インタビュアー 濱中治(野球解説者)
山田 大学卒業後は東京の着物販売会社に就職し、営業として経験を積みました。その後、結婚して5人の子どもを育てながら、友人の誘いでヘルパーの学校に通って資格を取得しました。少しでも社会の役に立てればという軽い気持ちでしたが、実際に訪問介護ヘルパーとして働くうちに、見えてきたことがたくさんあったんです。
濱中 興味深いお話ですね。どのような気付きだったのでしょう。
山田 私は人と接することや家事も好きだったことから、ヘルパーの仕事に就いた時に「自分に合っているな」と感じました。高齢者や障がいのある方のお手伝いを通して、ご本人はもちろんのこと、ご家族にも笑顔になっていただける毎日に大きな喜びを感じました。

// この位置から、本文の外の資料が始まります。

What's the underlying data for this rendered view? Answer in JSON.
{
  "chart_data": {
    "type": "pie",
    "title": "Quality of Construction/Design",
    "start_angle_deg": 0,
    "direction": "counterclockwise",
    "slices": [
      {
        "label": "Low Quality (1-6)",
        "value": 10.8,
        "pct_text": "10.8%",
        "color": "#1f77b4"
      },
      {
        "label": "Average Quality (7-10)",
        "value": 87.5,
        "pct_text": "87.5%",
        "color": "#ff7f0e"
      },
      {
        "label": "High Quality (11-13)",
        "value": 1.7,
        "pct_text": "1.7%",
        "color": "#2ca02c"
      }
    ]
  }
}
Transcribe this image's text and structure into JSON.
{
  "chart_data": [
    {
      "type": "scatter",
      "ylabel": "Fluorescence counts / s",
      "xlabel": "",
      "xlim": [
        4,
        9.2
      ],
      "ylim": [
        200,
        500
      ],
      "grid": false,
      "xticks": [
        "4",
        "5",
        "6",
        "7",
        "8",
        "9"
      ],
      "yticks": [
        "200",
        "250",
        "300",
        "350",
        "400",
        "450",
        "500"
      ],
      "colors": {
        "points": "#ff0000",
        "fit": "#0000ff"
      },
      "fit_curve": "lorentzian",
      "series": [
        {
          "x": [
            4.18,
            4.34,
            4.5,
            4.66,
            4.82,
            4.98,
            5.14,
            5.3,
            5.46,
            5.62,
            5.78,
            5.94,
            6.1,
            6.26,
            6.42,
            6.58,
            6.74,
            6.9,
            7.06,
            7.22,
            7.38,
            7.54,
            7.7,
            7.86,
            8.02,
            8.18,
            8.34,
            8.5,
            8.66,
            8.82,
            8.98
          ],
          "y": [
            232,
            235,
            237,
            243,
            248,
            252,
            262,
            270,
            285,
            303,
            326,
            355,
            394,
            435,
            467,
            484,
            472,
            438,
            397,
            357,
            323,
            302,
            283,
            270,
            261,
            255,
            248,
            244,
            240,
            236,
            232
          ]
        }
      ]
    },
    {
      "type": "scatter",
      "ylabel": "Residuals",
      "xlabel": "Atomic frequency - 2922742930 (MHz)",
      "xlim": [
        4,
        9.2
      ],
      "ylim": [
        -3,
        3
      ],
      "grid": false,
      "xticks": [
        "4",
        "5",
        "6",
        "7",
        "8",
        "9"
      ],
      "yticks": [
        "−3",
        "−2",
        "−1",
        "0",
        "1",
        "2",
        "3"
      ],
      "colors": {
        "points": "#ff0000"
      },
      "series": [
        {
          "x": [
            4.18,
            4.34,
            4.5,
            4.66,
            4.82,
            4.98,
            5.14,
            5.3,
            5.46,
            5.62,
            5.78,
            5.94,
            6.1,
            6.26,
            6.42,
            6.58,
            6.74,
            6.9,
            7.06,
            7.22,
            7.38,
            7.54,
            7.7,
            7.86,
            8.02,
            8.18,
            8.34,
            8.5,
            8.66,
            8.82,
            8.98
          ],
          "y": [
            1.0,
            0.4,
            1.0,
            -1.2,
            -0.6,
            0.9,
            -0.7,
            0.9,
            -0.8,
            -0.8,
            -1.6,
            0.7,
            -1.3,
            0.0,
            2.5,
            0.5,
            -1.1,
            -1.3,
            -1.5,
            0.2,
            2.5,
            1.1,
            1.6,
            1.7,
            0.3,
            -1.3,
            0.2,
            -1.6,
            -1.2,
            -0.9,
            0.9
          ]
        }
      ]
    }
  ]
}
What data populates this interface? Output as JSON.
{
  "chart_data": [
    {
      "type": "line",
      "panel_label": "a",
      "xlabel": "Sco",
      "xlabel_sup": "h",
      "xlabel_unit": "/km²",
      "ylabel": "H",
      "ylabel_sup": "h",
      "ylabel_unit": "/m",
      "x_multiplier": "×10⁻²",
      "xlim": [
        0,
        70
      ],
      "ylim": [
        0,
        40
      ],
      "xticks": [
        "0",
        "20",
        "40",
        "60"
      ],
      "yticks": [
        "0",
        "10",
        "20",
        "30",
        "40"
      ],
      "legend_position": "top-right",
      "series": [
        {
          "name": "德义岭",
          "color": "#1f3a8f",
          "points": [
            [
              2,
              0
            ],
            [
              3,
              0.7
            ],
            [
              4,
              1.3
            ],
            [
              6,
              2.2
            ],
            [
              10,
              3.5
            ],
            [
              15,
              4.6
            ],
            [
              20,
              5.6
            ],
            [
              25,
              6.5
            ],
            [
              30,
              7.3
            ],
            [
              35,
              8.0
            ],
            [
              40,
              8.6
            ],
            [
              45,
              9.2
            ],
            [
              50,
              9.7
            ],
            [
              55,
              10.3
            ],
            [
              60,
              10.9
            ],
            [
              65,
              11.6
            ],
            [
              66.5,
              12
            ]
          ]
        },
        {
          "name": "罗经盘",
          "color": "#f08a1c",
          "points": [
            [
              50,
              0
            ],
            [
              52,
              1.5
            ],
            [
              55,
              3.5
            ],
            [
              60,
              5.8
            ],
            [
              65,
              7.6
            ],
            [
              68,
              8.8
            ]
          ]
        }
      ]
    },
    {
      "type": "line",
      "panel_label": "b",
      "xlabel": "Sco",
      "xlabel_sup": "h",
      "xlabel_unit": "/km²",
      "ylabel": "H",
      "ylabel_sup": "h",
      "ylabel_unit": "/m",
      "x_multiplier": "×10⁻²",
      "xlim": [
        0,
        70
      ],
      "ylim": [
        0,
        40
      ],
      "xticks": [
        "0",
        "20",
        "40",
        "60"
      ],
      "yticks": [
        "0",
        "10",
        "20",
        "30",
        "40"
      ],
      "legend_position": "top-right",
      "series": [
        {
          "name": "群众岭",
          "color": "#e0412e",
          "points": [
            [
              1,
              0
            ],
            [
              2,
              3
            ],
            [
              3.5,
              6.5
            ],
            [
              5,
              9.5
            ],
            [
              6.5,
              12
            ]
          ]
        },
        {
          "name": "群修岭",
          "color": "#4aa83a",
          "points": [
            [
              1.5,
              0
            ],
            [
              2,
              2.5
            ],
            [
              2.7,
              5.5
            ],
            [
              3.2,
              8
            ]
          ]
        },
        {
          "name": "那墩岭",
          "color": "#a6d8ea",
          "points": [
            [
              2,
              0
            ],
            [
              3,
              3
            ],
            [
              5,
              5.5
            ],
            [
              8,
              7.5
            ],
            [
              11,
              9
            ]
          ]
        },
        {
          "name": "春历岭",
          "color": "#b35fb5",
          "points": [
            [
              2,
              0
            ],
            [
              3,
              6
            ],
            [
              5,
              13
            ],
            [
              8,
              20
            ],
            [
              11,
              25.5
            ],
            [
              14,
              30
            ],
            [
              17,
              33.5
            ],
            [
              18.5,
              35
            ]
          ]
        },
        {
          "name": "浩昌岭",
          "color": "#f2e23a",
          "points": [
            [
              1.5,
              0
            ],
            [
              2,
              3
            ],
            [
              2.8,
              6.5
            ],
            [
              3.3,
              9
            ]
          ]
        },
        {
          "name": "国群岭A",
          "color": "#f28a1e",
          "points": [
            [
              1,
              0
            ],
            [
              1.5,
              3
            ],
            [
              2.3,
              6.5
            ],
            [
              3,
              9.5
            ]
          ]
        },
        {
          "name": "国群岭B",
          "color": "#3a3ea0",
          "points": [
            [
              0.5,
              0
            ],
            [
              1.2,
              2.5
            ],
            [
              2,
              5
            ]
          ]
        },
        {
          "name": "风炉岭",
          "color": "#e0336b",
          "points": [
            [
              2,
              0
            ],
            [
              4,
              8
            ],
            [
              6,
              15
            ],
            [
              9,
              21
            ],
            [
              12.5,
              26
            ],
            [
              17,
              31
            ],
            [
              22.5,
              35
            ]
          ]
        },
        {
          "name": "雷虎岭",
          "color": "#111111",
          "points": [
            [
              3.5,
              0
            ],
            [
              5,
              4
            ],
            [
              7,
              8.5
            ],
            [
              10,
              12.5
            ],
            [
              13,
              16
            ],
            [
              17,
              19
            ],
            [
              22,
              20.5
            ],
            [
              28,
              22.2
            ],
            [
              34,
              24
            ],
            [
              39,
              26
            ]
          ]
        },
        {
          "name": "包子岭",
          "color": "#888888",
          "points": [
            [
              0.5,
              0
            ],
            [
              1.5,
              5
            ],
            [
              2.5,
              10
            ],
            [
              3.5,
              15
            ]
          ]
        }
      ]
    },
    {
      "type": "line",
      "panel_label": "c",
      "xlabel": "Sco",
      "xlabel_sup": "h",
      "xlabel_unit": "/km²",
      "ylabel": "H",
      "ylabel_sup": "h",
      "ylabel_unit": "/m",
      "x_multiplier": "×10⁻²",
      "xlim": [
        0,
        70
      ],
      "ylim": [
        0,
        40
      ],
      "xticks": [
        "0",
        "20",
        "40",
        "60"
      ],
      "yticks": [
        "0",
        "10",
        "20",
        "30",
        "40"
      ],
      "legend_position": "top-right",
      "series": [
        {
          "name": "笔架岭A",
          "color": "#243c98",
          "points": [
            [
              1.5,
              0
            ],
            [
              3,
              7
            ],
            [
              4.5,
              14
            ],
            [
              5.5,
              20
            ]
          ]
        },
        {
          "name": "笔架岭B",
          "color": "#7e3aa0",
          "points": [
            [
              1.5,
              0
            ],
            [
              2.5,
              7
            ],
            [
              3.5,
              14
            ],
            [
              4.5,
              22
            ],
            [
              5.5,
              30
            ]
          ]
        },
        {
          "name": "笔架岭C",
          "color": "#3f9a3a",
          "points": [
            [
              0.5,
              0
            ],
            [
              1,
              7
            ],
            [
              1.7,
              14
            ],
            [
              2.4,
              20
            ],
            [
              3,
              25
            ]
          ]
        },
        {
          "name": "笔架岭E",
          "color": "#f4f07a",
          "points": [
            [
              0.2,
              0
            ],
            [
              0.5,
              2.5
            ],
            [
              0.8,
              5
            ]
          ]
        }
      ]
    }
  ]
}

独立したのは、介護保険では制度上お断りしなければならない利用者様の要望が多くあることがもどかしくて、でもそれらが生きる喜びや心の豊かさにつながるものばかりだったからです。だからわくわくの業務は一般的な高齢者サポートではありません。介護保険では叶えられない高齢者の本当にやってほしいことや、やりたいことを柔軟にサポートすることなんです。

山田 ヘルパーが行う介護保険サービスには細かなルールがあるんです。例えば、ご自宅のお掃除はできますが庭の草むしりはできません。近所のスーパーには行けますが、嗜好品の買い物はできませんし、行きつけの喫茶店に行きたいといった希望は叶えられません。それは、これらが生活維持に直結しないためヘルパーはお断りするしかないんです。でも、ご本人が気になっていることを解消し、やりたいことをサポートしたり行きたいところに行けたりしたら、生活に潤いや張り合いが生まれて皆さん生き生きされるんです。